Briefing - Asia Energy
Thu, 15 Oct 1998 03:56 EST

JAPAN'S TEC GAINS DESULFURIZATION TECHNOLOGY FROM EBARA

TOKYO - Toyo Engineering Corp. (TSE:6330) has obtained a 10-year
non-exclusive license to use electronic beam-based desulfurization and denitration technology from Ebara Corp. (TSE:6361), with the aim of marketing gas-emission disposal equipment primarily in China, company officials said Wednesday.

The new technology employs electronic beams to eliminate harmful
substances from gas emissions at power stations and industrial plants, with ammonium sulfate and ammonium nitrate recovered as by-products that can be used as fertilizer.

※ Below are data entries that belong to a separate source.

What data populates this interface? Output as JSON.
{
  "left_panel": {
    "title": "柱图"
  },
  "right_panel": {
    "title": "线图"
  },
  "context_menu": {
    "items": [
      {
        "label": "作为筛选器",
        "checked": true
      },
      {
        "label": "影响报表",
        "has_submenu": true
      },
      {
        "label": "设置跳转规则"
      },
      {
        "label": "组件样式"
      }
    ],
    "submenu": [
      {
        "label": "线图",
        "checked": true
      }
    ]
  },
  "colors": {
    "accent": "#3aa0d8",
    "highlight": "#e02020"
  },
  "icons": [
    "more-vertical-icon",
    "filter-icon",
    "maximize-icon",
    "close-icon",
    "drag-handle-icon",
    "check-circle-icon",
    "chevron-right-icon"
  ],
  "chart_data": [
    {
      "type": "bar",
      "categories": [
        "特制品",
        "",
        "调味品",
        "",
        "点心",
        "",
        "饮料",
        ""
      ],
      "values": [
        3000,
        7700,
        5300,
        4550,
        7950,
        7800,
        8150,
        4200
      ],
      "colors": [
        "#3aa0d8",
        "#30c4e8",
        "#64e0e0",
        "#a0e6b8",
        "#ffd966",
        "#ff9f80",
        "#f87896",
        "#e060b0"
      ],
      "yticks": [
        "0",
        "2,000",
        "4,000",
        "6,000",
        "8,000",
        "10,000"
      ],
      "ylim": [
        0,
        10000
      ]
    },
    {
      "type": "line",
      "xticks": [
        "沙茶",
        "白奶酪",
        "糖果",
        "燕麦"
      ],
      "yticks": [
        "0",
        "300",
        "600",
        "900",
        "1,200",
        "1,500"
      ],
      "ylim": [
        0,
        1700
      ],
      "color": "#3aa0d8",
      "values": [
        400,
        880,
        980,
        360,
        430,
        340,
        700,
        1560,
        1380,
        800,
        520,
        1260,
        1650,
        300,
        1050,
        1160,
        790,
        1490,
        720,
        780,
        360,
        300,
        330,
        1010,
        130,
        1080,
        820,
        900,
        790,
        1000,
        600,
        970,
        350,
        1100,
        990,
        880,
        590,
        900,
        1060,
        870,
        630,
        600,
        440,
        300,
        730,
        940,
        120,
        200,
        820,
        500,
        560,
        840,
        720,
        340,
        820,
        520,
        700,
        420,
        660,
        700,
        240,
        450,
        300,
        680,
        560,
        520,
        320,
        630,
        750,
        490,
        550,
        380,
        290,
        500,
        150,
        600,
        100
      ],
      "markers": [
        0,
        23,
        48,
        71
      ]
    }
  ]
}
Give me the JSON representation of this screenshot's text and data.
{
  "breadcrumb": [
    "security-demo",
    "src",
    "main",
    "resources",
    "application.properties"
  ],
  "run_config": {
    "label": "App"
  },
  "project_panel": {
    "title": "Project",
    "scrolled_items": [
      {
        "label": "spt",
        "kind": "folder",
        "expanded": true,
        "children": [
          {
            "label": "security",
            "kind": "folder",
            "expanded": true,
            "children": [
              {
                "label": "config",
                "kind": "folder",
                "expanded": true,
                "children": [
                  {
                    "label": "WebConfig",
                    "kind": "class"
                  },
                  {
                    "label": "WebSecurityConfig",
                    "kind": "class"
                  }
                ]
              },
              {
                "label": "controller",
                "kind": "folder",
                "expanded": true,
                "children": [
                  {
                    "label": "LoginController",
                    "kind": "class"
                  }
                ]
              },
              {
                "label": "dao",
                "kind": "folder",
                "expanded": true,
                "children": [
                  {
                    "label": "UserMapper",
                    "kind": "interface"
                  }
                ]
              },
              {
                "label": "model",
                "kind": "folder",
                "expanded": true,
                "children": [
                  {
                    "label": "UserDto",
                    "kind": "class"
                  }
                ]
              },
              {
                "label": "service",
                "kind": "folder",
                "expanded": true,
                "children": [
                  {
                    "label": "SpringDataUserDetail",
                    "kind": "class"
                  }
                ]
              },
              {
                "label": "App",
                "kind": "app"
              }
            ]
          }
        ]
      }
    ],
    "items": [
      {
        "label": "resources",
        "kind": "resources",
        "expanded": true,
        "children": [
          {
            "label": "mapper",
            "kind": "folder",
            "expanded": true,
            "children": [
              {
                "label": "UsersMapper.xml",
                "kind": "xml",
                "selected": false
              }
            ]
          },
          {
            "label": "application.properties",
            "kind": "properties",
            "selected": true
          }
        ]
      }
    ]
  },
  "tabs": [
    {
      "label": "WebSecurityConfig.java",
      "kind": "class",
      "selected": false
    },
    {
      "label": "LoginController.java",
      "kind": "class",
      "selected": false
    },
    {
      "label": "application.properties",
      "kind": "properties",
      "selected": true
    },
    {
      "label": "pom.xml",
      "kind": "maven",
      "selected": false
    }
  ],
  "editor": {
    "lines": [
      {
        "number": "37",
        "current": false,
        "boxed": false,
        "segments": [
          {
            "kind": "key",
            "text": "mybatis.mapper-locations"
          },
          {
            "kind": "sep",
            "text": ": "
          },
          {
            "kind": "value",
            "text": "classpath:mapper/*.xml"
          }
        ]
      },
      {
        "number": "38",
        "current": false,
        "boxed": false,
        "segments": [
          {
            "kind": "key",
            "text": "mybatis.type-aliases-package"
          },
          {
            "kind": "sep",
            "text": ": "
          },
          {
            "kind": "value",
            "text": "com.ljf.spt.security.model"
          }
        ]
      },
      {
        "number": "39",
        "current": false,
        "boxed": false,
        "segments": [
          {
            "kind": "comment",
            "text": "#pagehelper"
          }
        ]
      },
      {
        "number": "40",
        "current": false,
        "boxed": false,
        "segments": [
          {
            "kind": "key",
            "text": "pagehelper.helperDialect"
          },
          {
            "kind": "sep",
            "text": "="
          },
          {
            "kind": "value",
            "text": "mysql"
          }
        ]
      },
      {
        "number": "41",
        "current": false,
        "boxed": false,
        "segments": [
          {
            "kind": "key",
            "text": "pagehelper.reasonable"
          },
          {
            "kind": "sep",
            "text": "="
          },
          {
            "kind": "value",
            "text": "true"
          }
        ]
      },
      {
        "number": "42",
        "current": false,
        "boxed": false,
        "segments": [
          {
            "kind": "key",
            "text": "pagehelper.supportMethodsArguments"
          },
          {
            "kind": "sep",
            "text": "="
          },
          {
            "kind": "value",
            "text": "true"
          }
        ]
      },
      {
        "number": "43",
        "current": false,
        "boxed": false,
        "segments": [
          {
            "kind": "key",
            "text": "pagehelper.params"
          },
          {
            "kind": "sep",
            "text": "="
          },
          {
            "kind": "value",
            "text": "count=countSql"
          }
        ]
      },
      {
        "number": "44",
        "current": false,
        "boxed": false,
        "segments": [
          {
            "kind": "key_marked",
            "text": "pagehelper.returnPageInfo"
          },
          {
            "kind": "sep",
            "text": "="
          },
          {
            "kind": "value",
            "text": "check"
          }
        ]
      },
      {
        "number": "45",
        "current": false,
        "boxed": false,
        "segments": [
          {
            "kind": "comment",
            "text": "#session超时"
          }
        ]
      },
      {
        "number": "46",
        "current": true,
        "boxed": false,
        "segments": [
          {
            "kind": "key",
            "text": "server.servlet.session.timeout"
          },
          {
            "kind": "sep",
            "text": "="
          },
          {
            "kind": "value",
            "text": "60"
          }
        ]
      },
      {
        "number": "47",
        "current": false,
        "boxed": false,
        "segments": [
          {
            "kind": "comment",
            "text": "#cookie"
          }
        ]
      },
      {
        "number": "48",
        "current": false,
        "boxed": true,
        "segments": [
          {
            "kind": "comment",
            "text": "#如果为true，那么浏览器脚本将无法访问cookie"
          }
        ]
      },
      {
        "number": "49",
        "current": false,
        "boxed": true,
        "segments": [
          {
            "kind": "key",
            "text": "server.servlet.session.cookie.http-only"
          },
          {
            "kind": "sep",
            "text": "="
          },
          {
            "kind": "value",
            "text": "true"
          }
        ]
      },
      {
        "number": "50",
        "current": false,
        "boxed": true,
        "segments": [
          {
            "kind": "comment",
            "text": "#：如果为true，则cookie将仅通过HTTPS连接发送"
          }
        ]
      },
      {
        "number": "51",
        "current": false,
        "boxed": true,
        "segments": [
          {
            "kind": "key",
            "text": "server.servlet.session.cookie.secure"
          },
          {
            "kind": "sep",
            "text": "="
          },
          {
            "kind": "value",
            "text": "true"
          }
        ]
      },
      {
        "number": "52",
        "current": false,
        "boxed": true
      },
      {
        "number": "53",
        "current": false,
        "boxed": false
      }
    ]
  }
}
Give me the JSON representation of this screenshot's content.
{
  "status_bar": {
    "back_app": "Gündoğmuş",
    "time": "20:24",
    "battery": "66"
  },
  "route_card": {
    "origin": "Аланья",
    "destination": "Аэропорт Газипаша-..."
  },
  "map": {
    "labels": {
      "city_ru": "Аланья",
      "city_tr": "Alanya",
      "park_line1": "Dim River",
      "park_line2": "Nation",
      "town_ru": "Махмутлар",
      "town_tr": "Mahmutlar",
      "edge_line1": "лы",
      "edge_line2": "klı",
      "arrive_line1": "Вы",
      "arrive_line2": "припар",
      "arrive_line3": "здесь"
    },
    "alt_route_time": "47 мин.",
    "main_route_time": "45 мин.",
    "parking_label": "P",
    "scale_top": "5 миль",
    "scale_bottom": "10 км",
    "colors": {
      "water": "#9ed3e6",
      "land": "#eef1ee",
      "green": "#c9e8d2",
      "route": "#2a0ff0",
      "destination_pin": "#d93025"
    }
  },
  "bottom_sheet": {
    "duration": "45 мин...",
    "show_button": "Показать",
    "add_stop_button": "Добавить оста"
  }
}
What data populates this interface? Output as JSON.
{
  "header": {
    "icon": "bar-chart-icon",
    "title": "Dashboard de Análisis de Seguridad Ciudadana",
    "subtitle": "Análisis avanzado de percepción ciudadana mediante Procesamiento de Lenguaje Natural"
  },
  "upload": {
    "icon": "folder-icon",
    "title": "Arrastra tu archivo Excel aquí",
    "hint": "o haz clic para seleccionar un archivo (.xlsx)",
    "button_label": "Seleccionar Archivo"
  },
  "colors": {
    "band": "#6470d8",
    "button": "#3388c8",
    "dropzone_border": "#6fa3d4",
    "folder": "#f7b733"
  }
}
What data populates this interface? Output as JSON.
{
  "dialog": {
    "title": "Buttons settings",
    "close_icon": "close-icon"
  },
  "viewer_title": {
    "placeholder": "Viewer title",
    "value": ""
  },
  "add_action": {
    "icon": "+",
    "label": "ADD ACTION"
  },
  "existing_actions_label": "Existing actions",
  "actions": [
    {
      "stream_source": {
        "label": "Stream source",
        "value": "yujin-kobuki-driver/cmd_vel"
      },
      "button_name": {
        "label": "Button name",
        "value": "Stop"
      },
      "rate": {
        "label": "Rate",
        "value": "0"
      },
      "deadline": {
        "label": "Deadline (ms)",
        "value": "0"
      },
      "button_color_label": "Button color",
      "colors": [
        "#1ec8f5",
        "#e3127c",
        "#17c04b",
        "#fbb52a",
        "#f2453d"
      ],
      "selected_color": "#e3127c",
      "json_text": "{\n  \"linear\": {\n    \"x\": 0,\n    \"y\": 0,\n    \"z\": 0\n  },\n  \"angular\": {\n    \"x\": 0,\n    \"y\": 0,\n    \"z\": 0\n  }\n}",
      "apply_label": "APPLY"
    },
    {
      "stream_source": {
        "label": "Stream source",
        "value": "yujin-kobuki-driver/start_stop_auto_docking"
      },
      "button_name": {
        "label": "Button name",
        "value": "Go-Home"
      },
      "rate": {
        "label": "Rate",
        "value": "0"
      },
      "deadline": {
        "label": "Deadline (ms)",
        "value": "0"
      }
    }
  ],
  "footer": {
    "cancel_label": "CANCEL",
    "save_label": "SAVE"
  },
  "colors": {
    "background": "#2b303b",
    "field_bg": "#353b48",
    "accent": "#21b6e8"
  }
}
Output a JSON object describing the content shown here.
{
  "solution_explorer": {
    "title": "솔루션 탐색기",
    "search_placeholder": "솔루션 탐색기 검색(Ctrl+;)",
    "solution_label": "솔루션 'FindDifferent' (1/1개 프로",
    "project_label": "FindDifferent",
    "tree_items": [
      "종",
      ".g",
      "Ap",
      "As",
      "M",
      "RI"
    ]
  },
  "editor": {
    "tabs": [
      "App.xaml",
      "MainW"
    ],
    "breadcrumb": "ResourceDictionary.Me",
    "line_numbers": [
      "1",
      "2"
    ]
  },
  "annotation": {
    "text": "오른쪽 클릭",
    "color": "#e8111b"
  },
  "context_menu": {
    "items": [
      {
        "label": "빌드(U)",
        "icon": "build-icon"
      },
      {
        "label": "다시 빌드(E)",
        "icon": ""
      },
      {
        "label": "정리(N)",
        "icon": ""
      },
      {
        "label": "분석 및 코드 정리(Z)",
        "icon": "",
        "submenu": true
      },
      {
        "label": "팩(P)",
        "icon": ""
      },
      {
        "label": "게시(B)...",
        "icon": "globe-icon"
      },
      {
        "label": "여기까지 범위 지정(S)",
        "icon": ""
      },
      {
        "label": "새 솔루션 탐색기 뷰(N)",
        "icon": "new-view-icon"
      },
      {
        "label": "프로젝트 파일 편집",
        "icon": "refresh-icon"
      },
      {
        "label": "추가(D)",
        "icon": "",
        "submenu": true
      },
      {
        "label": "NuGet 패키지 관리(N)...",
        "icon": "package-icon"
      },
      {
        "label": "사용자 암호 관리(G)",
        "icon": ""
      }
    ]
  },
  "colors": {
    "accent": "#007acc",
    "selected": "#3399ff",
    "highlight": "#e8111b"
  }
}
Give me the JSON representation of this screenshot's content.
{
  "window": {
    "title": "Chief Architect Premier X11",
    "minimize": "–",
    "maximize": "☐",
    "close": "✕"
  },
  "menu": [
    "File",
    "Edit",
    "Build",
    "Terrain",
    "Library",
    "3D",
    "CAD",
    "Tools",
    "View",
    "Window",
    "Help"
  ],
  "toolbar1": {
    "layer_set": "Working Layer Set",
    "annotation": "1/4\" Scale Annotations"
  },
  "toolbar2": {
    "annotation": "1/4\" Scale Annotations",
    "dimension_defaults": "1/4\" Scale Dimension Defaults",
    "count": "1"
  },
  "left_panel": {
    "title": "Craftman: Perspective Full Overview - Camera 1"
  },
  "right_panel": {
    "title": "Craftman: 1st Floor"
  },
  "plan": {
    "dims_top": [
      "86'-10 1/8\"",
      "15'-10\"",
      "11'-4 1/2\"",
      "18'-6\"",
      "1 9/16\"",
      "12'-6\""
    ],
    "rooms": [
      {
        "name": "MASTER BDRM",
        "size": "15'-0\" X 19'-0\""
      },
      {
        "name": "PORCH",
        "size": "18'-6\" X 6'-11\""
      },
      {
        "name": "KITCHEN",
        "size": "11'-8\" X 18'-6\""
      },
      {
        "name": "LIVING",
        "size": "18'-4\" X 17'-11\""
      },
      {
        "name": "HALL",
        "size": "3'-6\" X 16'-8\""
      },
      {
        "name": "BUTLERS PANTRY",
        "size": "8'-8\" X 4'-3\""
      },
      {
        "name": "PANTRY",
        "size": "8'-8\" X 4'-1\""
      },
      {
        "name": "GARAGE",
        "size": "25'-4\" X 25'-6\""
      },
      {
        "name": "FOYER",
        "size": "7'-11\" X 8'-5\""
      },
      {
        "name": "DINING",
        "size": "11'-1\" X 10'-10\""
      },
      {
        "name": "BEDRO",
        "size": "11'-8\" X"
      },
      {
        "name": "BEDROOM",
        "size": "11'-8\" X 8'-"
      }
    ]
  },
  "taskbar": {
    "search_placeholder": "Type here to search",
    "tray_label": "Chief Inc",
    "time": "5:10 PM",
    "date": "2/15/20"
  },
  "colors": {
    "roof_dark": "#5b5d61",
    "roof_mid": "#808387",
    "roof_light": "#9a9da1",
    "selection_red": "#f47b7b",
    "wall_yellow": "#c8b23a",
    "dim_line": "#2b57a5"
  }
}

INDONESIA STATE GAS COMPANY TO BUILD FIVE NEW PIPELINES

JAKARTA - State-run gas company, PT Perusahaan Gas Negara (PGN) plans
to build five new gas pipelines worth US$936 million until 2002, and in 2003 the company could fulfil the target to produce around 1.4 billion metric standard cubic feet per day (mmscfd), officials said.

The five pipelines were the first stage towards creating an integrated gas transmission system in Indonesia, PGN Managing Director Abdul Qoyum told a hearing with Commission V at the House of Representatives here Tuesday.

PHILIPPINE CITY MAY SET UP GREEN CHARCOAL PLANT

DUMAGUETE CITY - Plans are now being eyed for the establishment of a
plant to produce the environment-friendly charcoal-based fuel known as Green Charcoal.

Gonzalo D. Catan, a Dumaguete-born scientist and technical director of the National Committee on Urban Pest Control, met with the city's
Environment and Natural Resources Council Tuesday to discuss the zero-waste management program.

INDIA SET TO DRAW UP COMPREHENSIVE ENERGY POLICY

NEW DELHI - The Indian government would soon announce a comprehensive
energy policy to stimulate private and foreign investments in the power sector to mitigate shortages, the country's power secretary said today.

A comprehensive energy policy was on the anvil and all the states would have regulatory commissions in another two years, he told a seminar.

PETRONAS, AGL SIGN DEAL FOR AUSTRALIA/PNG GAS PROJECT

MELBOURNE, Australia - Malaysia's national oil corporation Petronas and the Australian Gas Light Company (AGL) (ASX:AGL) Wednesday signed a natural gas pipeline development agreement with the Papua-New Guinea Gas Supply Consortium, headed by Chevron Services Australia.

The agreement finalises all the relevant commercial terms associated
with the development of the A$3.5 billion Gladstoe pipeline and sets
out the roles and obligations of the parties up to financial close
which is planned for next June.

IOC PLANS SEPARATE JOINT VENTURE MARKETING COMPANY

NEW DELHI - Indian Oil Corporation Ltd (IOC), country's state-owned oil major, is considering a proposal to set up a separate marketing company to sell products of private refiners like Reliance and Essar, IOC chairman M A Pathan has said.

"The proposal is under our serious consideration and the finer details of such a venture are being worked out," he told newsmen on Tuesday.